Tournerine acquiesça alors qu’Ellyet cacha son soulagement en lui tournant le dos. Le tatou contournait toute créature avec des crocs, mal à l’aise en leur présence. Sur le chemin du zoo, la jackalope lui raconta comment elle s’était débarrassée de la catastrophe.
– Je crois que… que j’éviterai à l’avenir d’aller là-bas, lui confessa-t-elle en s’arrêtant devant une poubelle.
– C’est vrai mais beaucoup de morts doivent être prisonniers de ce genre de phénomène, s’inquiéta Ellyet.
– Réjouissons-nous d’avoir secouru ces âmes. On ne peut pas porter toute la misère du monde sur notre dos.
– Il nous faudrait mille vies pour en venir à bout.
– Euh… quelles vies ?
– Plein de vies, je veux dire. J’avais entendu le mot "mille" chez les singes. Ils racontent des trucs vraiment bizarres parfois, mais je finis par les comprendre.
– Oh non ! J’ai déjà du mal à comprendre ce que dit Seeky, ne t’y mets pas non plus !
Le tatou émit un petit rire. Il reprit vite son sérieux.
– Tu n’as pas peur ? demanda-t-il.
– De quoi ? fit Tournerine en agitant les déchets sous sa patte.
– De fréquenter un carnivore ?
– Bof… pas Seeky. Il ne sait même pas attraper un rat !
La hase arrêta de fouiller.
– Si jamais tu tenais à lui adresser la parole, ne parle pas de ça, d’accord ?

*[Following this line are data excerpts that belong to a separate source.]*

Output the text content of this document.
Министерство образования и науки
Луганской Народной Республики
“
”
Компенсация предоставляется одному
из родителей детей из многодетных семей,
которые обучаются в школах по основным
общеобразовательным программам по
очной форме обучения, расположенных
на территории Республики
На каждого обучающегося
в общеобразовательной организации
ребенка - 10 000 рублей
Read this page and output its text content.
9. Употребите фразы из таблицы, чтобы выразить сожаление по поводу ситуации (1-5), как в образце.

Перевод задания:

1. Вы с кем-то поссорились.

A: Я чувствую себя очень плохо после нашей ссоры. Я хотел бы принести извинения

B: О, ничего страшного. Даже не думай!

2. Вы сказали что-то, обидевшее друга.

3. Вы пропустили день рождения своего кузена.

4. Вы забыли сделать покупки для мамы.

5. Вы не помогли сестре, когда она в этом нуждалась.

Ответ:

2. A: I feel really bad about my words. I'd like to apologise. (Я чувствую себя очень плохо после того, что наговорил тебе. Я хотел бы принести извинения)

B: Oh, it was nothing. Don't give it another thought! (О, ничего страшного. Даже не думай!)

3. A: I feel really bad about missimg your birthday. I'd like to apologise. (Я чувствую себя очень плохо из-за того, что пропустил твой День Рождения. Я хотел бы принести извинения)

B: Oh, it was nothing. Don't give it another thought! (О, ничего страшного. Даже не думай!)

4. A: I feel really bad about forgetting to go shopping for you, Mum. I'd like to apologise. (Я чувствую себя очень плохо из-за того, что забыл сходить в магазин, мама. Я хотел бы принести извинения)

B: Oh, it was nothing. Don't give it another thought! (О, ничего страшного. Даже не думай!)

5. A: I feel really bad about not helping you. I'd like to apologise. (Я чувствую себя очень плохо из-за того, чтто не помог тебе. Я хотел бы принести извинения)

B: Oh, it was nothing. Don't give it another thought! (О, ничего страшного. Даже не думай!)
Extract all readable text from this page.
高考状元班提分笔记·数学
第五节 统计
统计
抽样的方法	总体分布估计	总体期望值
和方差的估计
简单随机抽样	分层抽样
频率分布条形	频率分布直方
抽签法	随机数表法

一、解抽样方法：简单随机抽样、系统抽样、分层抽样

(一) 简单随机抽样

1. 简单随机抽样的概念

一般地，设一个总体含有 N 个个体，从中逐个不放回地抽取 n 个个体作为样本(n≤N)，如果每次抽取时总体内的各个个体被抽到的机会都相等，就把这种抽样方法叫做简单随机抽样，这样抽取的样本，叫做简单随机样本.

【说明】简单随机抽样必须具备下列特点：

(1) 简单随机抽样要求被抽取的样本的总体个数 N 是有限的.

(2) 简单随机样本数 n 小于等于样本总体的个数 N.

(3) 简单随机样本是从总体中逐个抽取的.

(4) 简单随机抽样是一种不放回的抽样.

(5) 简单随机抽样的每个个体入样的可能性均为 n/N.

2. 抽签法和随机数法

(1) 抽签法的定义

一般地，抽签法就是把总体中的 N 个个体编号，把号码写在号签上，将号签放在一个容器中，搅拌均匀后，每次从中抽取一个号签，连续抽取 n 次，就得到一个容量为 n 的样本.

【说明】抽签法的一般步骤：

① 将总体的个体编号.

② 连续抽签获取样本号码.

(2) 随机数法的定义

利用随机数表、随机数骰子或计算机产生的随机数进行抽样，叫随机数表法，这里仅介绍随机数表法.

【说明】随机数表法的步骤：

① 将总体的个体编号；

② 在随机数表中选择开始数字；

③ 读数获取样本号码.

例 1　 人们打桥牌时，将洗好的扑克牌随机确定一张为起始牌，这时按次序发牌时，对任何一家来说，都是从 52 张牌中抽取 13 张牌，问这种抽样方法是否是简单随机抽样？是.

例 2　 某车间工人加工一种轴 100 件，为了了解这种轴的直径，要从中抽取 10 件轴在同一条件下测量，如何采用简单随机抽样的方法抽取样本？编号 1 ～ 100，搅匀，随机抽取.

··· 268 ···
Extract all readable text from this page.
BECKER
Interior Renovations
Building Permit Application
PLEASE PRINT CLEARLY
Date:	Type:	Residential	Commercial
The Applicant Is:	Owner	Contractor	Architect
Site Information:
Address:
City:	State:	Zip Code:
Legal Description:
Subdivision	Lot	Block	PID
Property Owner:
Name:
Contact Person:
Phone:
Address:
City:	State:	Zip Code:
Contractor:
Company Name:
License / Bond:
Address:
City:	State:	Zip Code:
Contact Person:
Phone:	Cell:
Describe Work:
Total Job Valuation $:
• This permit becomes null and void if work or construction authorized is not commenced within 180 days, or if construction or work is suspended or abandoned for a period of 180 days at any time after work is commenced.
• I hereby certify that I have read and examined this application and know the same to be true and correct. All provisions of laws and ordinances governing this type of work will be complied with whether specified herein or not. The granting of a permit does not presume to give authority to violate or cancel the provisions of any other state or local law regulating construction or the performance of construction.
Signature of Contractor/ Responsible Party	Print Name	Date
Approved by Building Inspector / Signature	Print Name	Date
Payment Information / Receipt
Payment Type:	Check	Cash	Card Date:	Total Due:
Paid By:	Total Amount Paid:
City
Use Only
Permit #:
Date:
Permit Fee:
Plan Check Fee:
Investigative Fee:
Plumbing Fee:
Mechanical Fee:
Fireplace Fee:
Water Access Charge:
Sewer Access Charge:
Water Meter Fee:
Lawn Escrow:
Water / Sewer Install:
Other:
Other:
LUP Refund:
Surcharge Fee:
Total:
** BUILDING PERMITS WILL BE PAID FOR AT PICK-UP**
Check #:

– Ne t’en fais pas, je garde ça précieusement si une occasion se présente, lui garantit son ami avec un éclat malicieux dans les yeux.
– Et voilà que tu deviens comme moi et… oh ! Je le savais ! Regarde ! J’ai trouvé du whisky !
– Prends cette horreur avec toi ! La dernière fois que j’ai essayé, je n’ai plus senti ma langue pendant des jours !
Quelque temps après, dans le Bois de la Sorcière, le pin se couvrit d’une mousse aussi rousse que les pointes des conifères. Son squelette scintillait comme de l’ambre lorsque les rayons du soleil le caressaient.